Dr Jerry Vockley, Director of the Center for Rare Disease Therapy and Chief of the Division of Medical Genetics at UPMC Children's Hospital of Pittsburgh, offers a look at the evolving landscape of rare disease care across early diagnosis, newborn screening, natural history research, clinical trial design, and the persistent structural barriers that slow innovation. Drawing from decades of clinical and research experience, Dr Vockley explains why specialised centres matter, how genetic testing is reshaping the diagnostic journey, the challenges that hinder therapy development, and where he sees the most transformative breakthroughs emerging.
Could you briefly introduce yourself and the overarching responsibility of the Center for Rare Disease Therapy within UPMC Children’s Hospital of Pittsburgh?
I hold several roles here at UPMC Children’s Hospital of Pittsburgh. I serve as a Professor of Paediatrics and Human Genetics in both the School of Medicine and the School of Public Health, the Cleveland Family Endowed Professor in Pediatric Research, Director of the Center for Rare Disease Therapy, and Chief of the Division of Genetic and Genomic Medicine. All of these roles align with my passion for advancing rare disease research and bringing new therapies into clinical practice.
My work begins on the research side. Much of what I do focuses on moving discoveries through clinical development and, ultimately, into patient care. Clinically, our genetics and genomics division is somewhat unique. Although we sit within the Department of Paediatrics, we also care for adults and function as the de facto genetics service for the entire UPMC system.
The Center for Rare Disease Therapy builds on this by serving as a centralised entry point for families. Many patients with rare conditions might not immediately think to contact a genetics division, but they instinctively recognise that a rare disease program is where they need to be. Once they reach us, we help guide them through the system by identifying the right specialists, coordinating multidisciplinary evaluations, and ensuring they are connected to the expertise their condition requires. For example, if someone has a rare eye disorder, we know exactly which specialists to involve and what additional systems need assessment.
The Center also bridges clinical trials and clinical care. Most rare disease clinical trials run through the Division of Genetic and Genomic Medicine, but because I lead both the division and the Center, we are able to transition approved therapies into practice quickly. This is especially important for gene therapies and other complex treatments that require coordinated, multidisciplinary care.
In your words, why are specialised centres essential for advancing early diagnosis and long-term management of rare disease patients?
Rare diseases are by definition—uncommon. Most frontline clinicians are managing full patient loads and seeing only the most common conditions. As a result, they might recognise a heart issue, an eye issue, or a neurological symptom, but not the underlying rare disorder that ties everything together.

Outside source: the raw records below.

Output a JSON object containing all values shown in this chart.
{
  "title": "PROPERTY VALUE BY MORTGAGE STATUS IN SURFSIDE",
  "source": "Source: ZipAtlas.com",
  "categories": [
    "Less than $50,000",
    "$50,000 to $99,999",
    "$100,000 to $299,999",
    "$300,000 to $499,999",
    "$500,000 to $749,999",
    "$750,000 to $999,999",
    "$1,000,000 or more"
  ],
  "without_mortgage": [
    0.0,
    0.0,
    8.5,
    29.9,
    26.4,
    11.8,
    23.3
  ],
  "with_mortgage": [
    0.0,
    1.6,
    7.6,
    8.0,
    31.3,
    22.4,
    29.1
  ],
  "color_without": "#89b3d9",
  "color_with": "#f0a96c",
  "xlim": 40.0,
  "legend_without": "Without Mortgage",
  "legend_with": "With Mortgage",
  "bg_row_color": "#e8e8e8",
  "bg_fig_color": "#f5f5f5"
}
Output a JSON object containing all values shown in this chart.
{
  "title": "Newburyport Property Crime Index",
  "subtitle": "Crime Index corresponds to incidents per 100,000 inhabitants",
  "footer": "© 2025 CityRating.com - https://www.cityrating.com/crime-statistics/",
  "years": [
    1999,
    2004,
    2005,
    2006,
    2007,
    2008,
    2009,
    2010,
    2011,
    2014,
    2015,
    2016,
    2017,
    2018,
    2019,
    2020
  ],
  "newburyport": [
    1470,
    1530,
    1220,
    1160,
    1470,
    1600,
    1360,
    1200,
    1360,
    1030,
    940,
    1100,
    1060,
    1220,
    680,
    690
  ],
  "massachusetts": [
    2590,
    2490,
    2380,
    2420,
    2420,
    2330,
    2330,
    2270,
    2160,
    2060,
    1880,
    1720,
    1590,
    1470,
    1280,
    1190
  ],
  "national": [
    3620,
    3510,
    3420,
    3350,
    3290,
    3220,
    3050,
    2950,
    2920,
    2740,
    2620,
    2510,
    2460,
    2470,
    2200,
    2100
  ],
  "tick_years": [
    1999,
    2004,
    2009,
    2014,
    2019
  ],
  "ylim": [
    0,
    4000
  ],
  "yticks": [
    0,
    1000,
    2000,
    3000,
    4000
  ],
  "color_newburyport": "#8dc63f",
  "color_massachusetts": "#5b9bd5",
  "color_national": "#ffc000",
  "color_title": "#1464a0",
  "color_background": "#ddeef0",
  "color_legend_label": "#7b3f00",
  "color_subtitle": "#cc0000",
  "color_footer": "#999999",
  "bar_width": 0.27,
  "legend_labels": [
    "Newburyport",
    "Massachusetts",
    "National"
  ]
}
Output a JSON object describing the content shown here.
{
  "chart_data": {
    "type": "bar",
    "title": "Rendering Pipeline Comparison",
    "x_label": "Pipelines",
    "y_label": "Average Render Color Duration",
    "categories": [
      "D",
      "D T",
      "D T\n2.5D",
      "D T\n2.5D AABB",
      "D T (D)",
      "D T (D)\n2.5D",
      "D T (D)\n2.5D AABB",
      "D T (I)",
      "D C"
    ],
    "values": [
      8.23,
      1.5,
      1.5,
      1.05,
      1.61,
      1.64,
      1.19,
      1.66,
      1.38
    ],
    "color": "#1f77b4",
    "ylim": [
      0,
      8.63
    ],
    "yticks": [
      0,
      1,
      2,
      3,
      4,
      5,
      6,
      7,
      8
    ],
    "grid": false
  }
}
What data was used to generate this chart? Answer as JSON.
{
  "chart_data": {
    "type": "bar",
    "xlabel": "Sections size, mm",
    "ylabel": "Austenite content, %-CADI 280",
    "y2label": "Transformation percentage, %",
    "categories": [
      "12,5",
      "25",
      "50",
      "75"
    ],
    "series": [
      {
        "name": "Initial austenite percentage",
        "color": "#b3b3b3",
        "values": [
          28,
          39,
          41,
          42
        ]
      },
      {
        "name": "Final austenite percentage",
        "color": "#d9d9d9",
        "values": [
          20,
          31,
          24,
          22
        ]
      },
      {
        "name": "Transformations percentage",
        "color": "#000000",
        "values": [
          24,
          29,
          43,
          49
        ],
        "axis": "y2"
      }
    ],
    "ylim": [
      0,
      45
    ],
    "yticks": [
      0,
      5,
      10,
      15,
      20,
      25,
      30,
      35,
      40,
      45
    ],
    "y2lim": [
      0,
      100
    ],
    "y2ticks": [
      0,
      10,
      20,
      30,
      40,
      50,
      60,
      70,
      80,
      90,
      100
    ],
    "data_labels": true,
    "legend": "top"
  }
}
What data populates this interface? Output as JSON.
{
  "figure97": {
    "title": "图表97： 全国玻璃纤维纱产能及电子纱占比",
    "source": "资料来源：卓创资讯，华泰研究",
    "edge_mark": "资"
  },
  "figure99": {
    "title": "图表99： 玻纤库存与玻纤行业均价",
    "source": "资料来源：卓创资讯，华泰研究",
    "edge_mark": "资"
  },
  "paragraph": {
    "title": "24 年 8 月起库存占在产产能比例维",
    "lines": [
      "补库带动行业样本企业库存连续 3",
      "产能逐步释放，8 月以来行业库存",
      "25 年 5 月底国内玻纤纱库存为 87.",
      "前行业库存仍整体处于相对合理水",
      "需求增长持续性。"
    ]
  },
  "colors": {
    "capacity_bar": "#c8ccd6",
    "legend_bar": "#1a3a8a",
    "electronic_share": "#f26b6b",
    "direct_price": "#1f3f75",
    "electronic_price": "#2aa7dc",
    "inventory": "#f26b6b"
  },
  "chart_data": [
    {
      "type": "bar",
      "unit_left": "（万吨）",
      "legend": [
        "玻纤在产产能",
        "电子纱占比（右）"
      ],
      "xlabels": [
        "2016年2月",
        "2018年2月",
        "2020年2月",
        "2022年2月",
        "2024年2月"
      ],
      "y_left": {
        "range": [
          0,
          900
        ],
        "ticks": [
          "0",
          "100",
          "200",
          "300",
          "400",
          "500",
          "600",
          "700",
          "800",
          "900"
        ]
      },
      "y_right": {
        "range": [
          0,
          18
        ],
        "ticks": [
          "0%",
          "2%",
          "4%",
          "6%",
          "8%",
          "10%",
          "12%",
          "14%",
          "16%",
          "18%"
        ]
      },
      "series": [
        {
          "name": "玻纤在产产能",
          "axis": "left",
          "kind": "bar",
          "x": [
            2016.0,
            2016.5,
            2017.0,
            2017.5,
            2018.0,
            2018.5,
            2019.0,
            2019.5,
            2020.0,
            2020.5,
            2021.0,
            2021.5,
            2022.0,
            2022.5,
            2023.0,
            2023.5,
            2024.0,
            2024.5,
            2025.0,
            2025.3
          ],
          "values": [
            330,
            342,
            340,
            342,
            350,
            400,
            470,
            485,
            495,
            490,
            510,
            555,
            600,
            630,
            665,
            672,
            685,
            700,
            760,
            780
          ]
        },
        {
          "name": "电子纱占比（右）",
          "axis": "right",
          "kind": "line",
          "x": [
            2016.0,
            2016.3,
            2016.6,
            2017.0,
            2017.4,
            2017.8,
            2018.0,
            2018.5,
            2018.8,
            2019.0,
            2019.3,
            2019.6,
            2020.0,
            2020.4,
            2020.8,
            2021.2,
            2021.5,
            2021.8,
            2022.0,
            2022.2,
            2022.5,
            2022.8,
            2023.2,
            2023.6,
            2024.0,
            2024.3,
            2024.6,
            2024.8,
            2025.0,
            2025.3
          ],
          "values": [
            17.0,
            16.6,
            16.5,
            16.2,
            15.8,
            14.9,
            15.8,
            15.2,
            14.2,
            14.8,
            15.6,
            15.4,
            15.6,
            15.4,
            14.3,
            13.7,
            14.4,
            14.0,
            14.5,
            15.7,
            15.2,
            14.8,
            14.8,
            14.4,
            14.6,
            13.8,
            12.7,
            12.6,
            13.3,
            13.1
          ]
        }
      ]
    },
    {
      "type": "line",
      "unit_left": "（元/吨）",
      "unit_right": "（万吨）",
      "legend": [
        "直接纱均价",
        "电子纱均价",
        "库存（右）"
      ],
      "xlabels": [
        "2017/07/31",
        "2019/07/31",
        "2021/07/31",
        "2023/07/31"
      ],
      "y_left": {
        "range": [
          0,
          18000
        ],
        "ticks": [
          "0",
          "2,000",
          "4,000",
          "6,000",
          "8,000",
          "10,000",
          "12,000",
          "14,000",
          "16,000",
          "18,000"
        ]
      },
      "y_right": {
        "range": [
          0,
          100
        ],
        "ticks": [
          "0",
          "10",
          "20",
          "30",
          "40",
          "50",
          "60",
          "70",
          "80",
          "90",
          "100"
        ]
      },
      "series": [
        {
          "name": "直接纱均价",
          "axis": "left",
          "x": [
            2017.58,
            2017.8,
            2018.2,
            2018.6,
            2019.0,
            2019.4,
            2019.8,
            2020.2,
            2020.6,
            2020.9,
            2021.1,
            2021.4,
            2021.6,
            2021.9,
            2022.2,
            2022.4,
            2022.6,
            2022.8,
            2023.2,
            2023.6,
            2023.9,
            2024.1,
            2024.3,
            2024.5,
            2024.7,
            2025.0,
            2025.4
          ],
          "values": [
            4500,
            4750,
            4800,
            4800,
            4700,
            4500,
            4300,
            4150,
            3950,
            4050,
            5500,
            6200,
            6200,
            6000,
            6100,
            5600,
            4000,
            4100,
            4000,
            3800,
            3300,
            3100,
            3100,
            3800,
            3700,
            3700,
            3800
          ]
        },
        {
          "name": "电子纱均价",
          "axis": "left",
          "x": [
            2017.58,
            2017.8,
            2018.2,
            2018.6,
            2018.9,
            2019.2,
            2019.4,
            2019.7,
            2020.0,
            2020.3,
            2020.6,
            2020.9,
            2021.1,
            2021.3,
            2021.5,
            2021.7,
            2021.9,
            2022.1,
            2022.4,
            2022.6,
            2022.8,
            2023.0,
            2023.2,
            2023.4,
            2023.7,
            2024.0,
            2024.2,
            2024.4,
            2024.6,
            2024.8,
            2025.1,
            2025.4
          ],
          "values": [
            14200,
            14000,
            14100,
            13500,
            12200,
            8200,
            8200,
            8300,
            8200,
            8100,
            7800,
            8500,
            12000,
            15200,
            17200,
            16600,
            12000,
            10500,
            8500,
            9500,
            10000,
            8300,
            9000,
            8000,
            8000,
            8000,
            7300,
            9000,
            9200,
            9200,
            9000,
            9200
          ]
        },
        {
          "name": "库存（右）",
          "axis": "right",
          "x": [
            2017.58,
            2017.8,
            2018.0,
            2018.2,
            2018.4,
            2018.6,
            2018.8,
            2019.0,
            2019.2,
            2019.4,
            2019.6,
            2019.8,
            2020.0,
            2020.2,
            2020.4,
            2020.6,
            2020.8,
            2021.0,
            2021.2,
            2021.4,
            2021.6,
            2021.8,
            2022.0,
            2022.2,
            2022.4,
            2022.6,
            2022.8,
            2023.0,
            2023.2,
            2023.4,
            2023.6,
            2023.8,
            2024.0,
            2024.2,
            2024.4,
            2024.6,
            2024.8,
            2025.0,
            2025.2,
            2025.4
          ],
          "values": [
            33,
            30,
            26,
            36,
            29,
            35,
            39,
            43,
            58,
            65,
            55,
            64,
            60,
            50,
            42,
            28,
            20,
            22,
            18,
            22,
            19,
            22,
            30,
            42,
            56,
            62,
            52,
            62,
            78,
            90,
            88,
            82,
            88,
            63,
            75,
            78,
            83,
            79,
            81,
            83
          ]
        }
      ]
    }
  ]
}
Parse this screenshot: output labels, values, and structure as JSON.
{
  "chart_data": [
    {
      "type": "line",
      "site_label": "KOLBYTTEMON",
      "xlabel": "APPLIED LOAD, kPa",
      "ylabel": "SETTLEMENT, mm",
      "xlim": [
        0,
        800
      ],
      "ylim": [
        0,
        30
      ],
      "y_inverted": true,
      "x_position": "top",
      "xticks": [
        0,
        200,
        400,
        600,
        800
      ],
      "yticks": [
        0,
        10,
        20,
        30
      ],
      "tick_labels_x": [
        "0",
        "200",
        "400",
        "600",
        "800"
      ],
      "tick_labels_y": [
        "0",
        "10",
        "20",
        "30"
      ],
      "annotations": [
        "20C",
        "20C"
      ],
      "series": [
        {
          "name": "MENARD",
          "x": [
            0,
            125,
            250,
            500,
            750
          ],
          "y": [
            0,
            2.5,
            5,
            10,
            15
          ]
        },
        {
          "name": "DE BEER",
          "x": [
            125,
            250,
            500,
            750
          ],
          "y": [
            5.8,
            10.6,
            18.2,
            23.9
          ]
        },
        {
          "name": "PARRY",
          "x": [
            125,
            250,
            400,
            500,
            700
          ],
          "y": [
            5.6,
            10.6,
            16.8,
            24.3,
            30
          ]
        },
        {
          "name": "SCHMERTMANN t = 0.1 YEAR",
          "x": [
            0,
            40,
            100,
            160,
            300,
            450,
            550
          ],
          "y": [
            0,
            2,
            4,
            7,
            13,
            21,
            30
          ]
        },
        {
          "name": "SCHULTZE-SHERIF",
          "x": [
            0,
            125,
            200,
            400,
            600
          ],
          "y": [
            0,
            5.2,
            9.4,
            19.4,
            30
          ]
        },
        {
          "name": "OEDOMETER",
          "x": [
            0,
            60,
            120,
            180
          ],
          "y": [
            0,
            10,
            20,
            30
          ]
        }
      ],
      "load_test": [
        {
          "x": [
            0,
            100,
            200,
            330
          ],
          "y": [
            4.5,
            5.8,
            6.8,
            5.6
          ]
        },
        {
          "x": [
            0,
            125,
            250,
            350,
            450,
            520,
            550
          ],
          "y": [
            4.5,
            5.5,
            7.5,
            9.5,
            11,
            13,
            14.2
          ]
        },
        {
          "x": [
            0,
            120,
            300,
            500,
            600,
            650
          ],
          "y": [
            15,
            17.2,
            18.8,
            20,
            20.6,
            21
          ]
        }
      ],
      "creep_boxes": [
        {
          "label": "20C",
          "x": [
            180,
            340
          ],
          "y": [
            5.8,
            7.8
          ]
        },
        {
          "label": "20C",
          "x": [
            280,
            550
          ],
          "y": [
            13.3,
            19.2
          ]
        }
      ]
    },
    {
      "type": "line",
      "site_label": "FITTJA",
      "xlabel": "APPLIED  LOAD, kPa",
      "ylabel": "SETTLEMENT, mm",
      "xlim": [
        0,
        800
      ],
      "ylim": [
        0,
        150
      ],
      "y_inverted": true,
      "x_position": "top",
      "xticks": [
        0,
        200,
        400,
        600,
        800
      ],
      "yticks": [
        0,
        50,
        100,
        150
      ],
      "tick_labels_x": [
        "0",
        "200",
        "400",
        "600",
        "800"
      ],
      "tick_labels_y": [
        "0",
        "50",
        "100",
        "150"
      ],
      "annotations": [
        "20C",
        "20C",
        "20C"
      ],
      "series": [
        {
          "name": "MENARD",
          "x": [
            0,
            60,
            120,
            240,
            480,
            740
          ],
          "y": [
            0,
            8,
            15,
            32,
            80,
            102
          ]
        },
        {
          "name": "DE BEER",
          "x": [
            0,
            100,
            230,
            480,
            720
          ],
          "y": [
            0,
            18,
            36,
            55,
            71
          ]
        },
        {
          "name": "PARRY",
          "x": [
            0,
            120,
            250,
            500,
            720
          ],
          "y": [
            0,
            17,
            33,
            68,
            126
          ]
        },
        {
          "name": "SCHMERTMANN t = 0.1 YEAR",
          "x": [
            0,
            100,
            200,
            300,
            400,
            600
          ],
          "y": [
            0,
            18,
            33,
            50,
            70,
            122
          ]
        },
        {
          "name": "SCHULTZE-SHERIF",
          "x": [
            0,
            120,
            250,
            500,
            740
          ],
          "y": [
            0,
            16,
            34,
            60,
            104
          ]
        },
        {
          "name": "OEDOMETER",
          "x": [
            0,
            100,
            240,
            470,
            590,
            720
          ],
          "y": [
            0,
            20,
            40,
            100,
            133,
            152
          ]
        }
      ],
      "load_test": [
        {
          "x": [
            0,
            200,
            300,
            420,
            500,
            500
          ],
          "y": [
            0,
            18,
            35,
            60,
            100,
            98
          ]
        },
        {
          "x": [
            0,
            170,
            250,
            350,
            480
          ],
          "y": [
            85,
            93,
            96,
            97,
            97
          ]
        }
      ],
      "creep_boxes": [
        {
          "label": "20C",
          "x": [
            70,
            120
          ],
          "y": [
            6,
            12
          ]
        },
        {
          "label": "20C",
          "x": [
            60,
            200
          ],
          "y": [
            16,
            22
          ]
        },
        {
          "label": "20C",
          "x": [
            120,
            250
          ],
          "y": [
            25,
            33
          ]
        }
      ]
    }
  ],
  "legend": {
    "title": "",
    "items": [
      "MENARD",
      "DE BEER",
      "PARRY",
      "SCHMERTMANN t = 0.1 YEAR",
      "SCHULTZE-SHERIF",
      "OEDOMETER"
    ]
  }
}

This is what sends many families into the classic “diagnostic odyssey,” which can last anywhere from a few days to as long as six years before they get an accurate diagnosis.
Specialised centres are designed to break that cycle. Even though our Center for Rare Disease Therapy focuses on treatment, we also work hard to guide families toward the right diagnostic resources, whether that is here at our institution or closer to where the family lives. Early diagnosis is absolutely critical, and one way we drive that is through newborn screening. Our division and the Center are deeply involved in these programs.
What makes newborn screening and genetic testing programs such a crucial factor in the healthcare journey of rare disease patients and their families?
Newborn screening and genetic testing are absolutely foundational to the rare disease journey. When you identify a rare disease at birth, you have a unique opportunity to intervene before a child becomes sick and prevent many, if not all, of the most severe symptoms from ever developing. That kind of early action can change the entire trajectory of a child’s life.
The Center for Rare Disease Therapy typically enters the picture after a child has already been diagnosed, but in my role as Director of Genetic and Genomic Medicine, our priority is actually to identify these conditions as early as possible.
While current newborn screening technology cannot detect every genetic disorder, the landscape is changing quickly. Genome sequencing as a newborn screening tool seemed unrealistic five years ago, but it is now a real possibility. In the acute care setting, rapid genetic testing has essentially become our standard of care. When a child is admitted, and our team is consulted, whole-genome sequencing is usually the first test we order. We diagnose about 40% of those patients, which actually tells me we still are not testing often enough. There are likely children we never see who would benefit from early sequencing.
We are now moving toward making whole-genome sequencing our routine outpatient test as well. Exome sequencing has given us diagnostic rates around 30–35%, but genomes are already improving those numbers. Insurance challenges still get in the way, but we push as far as we can. We also have a program that sequences every baby admitted to our neonatal and cardiac intensive care units if there is no clear diagnosis. That effort has yielded a 50% diagnostic rate. These are infants who otherwise might have gone months or years without answers.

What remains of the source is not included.